1:40pm - 3:00pm
1605 Tilia, Room 1103, West Village
Fatemeh Ranaiefar, Senior Associate, Fehr & Peers
“Demand for warehouse space is hitting record highs, and that doesn’t appear to be abating anytime soon. Demand is up 22% year-over-year in 2021. Logistics and parcel delivery is driving this growth. The 1,800 individual future tenants that participated in a study need over 600 million square feet of space” [9th annual Industrial Tenant Demand Study, published by JLL Industrial]. While all these facilities are called “industrial warehouses”, they can be very different in terms of their hours of operation, volume/type/length of truck trips generated, level of employment and impacts on the local transportation network. In recent years vacant lands and closed department store buildings in urbanized areas have been transformed into sorting facilities, last mile delivery, or fulfillment centers. These are dynamic facilities, such that their traffic patterns can change drastically as they respond to demand and requirements of the supply chain.
I will discuss how we used Big Data to review the traffic patterns of a sample of these warehouses across United States from rural areas to dense urban cores, both pre and post Covid 19 Pandemic and discuss the following questions:
- What is the transportation typography of warehouses (trip generation, trip length distribution, peak and off-peak operation)?
- How Big Data can support transportation planning for cities hosting major warehousing operation? What are the gaps in the data?
- How warehousing uses can be accounted in transportation demand and forecasting?
- What does growth and changes in warehousing operation mean for roadway design and maintenance, multimodal planning and safety, and access for trucks
Ms. Fatemeh Ranaiefar joined Fehr & Peers after her PhD. graduation from University of California, Irvine in 2013. She specialized in freight transportation modeling, developing performance measures, and developing decision support tools for prioritizing projects to address freight issues. Even though “models” are great tools but observed freight data is a gem can tell the real story so much better!
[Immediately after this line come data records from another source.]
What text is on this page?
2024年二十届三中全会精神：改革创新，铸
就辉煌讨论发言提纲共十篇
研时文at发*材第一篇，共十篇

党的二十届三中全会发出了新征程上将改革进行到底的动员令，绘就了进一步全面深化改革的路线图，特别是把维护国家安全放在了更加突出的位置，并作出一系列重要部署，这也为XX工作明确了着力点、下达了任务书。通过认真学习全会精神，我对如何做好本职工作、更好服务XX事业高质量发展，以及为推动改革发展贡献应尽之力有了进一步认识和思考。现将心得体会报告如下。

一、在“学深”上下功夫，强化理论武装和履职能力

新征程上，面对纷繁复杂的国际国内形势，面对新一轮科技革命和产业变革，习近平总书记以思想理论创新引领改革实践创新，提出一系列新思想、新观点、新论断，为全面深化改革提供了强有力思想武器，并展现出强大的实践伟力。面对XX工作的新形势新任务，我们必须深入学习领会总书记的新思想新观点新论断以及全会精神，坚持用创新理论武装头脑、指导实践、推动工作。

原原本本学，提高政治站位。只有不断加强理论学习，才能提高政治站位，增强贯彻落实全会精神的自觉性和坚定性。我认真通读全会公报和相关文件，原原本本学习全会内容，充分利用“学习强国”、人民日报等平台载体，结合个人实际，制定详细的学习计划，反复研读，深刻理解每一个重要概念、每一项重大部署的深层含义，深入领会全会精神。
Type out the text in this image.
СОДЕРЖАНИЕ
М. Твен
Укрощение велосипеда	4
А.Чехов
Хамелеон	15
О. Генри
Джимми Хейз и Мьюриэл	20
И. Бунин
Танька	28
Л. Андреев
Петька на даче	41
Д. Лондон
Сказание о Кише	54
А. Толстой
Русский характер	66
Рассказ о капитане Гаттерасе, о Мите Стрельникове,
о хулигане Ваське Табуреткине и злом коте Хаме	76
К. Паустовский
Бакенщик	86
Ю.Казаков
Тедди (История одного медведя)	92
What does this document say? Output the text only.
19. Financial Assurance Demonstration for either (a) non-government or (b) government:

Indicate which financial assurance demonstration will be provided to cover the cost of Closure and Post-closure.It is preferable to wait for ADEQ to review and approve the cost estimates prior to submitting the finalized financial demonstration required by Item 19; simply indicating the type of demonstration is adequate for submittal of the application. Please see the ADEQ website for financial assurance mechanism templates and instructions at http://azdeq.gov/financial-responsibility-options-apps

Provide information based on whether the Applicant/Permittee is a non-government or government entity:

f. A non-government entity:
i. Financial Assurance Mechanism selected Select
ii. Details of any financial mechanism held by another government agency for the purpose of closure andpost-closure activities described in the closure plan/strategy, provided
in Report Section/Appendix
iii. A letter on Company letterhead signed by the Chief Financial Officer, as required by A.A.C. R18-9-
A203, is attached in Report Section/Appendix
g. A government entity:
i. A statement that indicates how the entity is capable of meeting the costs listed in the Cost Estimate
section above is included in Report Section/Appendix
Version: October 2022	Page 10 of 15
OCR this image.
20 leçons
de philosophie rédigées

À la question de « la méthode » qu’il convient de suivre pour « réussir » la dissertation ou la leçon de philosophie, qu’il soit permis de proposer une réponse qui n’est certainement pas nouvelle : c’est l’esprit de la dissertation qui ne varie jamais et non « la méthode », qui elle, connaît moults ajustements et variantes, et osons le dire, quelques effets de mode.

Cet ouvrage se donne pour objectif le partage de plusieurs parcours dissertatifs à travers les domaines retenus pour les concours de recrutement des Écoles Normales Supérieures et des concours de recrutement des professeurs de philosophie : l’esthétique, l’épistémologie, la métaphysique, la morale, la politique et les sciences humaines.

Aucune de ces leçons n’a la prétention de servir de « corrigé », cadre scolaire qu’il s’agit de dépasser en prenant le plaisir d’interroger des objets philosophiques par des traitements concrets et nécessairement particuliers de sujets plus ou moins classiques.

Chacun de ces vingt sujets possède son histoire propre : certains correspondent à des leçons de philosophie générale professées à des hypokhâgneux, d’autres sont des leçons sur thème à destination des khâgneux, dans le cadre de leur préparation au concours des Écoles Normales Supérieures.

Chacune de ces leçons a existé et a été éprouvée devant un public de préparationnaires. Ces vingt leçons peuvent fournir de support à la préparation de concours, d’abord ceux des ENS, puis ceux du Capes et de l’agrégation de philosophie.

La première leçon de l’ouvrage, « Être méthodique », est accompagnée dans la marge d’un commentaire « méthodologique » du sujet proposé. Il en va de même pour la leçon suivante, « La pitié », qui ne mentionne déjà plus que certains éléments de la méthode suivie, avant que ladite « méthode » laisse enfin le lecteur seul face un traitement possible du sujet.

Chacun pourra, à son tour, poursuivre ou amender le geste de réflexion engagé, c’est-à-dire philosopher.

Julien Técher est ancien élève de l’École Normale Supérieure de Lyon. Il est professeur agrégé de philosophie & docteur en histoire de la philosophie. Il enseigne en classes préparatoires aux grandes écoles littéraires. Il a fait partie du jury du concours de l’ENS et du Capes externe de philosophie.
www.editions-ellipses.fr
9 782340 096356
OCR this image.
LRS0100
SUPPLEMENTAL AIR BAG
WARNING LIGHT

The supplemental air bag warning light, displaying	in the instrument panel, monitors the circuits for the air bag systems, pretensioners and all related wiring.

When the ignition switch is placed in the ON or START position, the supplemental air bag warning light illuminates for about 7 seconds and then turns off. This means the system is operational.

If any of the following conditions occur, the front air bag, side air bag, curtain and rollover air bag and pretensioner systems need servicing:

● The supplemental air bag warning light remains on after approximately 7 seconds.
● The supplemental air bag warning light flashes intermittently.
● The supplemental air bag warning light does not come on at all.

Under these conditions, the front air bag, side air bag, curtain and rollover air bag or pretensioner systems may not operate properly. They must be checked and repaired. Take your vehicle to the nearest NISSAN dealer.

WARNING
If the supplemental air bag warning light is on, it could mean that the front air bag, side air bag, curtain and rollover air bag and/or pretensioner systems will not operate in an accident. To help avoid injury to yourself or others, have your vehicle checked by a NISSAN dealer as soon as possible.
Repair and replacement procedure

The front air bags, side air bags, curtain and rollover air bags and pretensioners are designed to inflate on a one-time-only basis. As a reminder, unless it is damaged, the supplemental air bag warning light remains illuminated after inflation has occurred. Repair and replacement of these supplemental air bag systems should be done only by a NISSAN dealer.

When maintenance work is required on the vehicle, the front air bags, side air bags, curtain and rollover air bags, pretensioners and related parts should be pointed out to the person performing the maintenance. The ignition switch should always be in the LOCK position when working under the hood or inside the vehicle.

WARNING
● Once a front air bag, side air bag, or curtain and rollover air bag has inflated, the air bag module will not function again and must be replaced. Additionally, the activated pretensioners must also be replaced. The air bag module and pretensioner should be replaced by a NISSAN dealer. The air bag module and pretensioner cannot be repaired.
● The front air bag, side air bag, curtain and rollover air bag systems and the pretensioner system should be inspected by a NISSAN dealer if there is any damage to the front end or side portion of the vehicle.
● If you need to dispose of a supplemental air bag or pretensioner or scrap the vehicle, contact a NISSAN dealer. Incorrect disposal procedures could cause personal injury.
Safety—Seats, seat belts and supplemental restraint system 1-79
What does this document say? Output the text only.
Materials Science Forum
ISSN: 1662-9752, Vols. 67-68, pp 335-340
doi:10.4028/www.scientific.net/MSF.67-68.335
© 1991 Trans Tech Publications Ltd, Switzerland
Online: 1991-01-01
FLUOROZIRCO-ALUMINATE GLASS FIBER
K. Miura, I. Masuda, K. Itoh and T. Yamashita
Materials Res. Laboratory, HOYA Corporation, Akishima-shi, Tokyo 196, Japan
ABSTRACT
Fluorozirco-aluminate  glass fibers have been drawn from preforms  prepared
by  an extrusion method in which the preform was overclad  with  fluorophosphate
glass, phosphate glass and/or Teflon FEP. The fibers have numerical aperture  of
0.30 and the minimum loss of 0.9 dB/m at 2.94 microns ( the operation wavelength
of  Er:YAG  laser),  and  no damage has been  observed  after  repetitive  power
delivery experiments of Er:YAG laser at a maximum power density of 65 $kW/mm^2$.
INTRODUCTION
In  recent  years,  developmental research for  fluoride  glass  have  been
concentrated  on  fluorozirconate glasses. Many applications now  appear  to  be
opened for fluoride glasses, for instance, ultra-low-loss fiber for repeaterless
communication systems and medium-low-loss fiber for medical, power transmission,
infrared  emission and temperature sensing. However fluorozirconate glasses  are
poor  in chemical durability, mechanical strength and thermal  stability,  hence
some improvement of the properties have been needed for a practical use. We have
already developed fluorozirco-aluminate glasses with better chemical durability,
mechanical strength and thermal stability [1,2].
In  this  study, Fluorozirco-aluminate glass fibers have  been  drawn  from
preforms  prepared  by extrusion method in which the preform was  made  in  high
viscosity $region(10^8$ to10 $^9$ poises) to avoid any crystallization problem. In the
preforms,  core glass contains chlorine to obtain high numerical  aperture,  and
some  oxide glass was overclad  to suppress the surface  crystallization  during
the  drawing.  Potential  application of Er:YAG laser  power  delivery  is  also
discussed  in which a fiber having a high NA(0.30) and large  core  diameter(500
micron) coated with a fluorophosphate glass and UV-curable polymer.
In recent years Fatemeh focused on using commercial fleet GPS probe data and other available public or crowd source freight data to describe the needs and impacts of freight transportation systems. Preparing meaningful statistics, understanding the limitations of the data, who is over/underrepresented in the samples or surveys and how trends are changing over time are important details that helps developing more practical and successful solutions.
She has provided several training workshops for public agencies’ empowering staff to understand the freight data analytics, develop and evaluate freight forecasting scenario alternatives and assess projects and strategies under these scenarios based on comprehensive freight performance measures. Her recent major projects are California Freight Mobility Plan (CFMP 2020), California Statewide Freight Forecasting Model (CSFFM) development, SCAG Heavy Duty Truck Model Update, Utah Statewide Freight Model update, Virginia State Truck Parking Study, SANDAG Gateway study, impacts and opportunities of freight for SCAG communities and NCHRP 20-102(22) State and Local Impacts of Automated Freight Transportation Systems.
She is passionate about research community and developing next generation of transportation enthusiasts. She serves on TRB Urban Freight and Freight Transportation Planning and Logistics committees. She teaches transportation modeling to Master students at USC and guide students on their dissertation.